Elders--what they call old people, are great. Except for a few that are afraid of dogs. Many elders who used to have cats or dogs can't have pets any more; they are very dog-deprived. They look at me and think I am the most beautiful dog they have ever seen. I don't disagree, but it can be a bit much to have them coo over me all the time. I do get upset when they ask if I am an "Akita" or worse, a "mixed breed." Akitas are huge compared to a Canaan; and mixed breed dogs are great, but I have a tradition behind me. Daddy has to explain to them that I am a purebred Canaan dog from the Israeli desert.

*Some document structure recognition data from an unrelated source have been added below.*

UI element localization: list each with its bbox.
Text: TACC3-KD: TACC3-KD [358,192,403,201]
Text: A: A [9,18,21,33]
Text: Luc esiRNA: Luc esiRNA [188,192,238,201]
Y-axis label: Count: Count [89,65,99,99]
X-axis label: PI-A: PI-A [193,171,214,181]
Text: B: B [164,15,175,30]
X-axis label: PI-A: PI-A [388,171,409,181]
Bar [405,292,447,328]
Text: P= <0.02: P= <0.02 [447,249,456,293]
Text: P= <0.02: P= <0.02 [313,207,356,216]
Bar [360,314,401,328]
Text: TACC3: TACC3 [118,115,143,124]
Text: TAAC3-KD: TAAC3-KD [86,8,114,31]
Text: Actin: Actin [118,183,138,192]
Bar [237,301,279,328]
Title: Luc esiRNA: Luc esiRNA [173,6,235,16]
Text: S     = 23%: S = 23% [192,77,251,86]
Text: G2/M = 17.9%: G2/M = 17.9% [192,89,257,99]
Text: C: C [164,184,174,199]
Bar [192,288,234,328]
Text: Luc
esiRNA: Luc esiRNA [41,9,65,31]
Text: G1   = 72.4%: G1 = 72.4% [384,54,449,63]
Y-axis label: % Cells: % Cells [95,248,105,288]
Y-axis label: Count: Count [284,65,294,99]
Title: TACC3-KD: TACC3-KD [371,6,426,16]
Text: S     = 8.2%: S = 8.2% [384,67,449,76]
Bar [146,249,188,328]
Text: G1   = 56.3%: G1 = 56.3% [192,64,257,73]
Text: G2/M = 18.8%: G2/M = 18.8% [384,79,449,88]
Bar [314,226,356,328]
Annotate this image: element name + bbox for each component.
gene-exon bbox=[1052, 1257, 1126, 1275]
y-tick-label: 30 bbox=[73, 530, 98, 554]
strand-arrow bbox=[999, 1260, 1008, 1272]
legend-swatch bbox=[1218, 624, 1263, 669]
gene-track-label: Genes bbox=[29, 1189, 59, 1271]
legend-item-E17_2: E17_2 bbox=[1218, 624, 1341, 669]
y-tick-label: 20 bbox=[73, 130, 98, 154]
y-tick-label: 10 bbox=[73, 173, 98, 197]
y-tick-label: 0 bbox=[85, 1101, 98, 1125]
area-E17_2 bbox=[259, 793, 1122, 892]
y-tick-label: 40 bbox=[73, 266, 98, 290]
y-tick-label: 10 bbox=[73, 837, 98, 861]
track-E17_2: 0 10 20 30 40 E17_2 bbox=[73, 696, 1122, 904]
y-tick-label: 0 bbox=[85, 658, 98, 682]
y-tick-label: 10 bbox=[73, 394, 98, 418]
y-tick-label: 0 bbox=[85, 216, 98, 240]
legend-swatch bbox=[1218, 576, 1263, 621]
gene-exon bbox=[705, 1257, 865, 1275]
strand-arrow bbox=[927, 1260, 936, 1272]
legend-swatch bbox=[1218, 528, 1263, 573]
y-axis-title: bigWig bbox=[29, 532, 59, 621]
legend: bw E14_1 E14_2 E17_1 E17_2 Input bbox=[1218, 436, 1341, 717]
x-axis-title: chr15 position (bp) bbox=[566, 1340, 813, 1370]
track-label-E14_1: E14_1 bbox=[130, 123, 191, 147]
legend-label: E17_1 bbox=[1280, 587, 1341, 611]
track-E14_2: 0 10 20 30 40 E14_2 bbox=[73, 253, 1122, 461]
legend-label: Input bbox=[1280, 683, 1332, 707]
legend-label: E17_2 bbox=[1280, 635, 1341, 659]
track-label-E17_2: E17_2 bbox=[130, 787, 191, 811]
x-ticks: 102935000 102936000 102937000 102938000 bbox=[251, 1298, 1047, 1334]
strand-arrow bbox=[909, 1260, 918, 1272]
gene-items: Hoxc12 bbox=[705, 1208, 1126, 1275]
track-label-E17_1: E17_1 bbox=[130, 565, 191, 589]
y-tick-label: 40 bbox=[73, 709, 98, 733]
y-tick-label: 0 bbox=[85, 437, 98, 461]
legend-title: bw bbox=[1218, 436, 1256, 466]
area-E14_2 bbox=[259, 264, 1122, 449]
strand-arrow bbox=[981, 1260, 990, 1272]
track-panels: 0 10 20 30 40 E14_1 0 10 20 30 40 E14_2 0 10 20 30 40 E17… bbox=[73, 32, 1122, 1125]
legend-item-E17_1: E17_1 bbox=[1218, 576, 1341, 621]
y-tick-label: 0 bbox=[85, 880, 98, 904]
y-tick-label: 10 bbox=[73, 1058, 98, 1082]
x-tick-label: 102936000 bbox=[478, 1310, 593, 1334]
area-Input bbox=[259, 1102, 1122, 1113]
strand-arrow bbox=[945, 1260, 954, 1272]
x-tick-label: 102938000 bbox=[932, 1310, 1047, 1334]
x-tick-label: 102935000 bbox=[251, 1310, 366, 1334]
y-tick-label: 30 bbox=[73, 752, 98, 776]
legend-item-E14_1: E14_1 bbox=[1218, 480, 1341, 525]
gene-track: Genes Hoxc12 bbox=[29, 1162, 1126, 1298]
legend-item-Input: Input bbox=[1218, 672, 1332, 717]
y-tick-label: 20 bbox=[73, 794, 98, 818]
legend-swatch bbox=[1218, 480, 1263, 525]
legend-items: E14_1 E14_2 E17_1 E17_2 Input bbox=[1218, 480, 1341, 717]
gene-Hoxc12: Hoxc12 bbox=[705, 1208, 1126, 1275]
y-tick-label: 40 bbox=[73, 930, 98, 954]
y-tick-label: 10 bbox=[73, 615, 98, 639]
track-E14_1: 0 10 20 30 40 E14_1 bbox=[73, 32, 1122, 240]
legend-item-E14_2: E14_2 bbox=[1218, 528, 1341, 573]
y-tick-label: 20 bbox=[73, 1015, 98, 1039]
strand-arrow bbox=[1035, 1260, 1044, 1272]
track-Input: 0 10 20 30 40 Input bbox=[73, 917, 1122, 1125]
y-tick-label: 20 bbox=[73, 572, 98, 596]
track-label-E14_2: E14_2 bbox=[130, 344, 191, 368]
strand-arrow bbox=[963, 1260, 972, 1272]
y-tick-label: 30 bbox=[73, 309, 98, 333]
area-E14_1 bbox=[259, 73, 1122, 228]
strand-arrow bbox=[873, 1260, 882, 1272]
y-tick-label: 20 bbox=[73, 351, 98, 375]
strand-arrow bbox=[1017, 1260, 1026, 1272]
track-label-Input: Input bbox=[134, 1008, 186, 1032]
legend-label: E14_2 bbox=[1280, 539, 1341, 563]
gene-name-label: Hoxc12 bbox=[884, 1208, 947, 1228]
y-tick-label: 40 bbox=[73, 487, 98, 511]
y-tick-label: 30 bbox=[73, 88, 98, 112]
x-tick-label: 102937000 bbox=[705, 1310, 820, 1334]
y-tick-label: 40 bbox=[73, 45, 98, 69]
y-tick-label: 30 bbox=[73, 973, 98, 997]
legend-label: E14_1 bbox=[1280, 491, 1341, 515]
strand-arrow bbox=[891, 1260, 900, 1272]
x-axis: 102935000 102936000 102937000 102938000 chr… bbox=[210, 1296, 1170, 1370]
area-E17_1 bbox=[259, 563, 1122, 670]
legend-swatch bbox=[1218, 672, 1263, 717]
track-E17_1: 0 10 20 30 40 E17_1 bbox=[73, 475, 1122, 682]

And they want me to "kiss" them every time. And they need to pet me all over every time. I love it when they are sitting in a group on the benches. I can go up to each one in turn, sniff, kiss, get fondled; and when they are all accounted for I can lie down and guard them. They love it when I bark an alert, although some of them jump because they are startled. They are really impressed because I can listen and guard while I am sleeping; they see my ears moving all the time. (Actually I am usually listening for a squirrel to come within range.) I think my guarding makes the elders feel protected and safe. So even though I know this is a pretty safe place, I make sure to sound the bark whenever possible.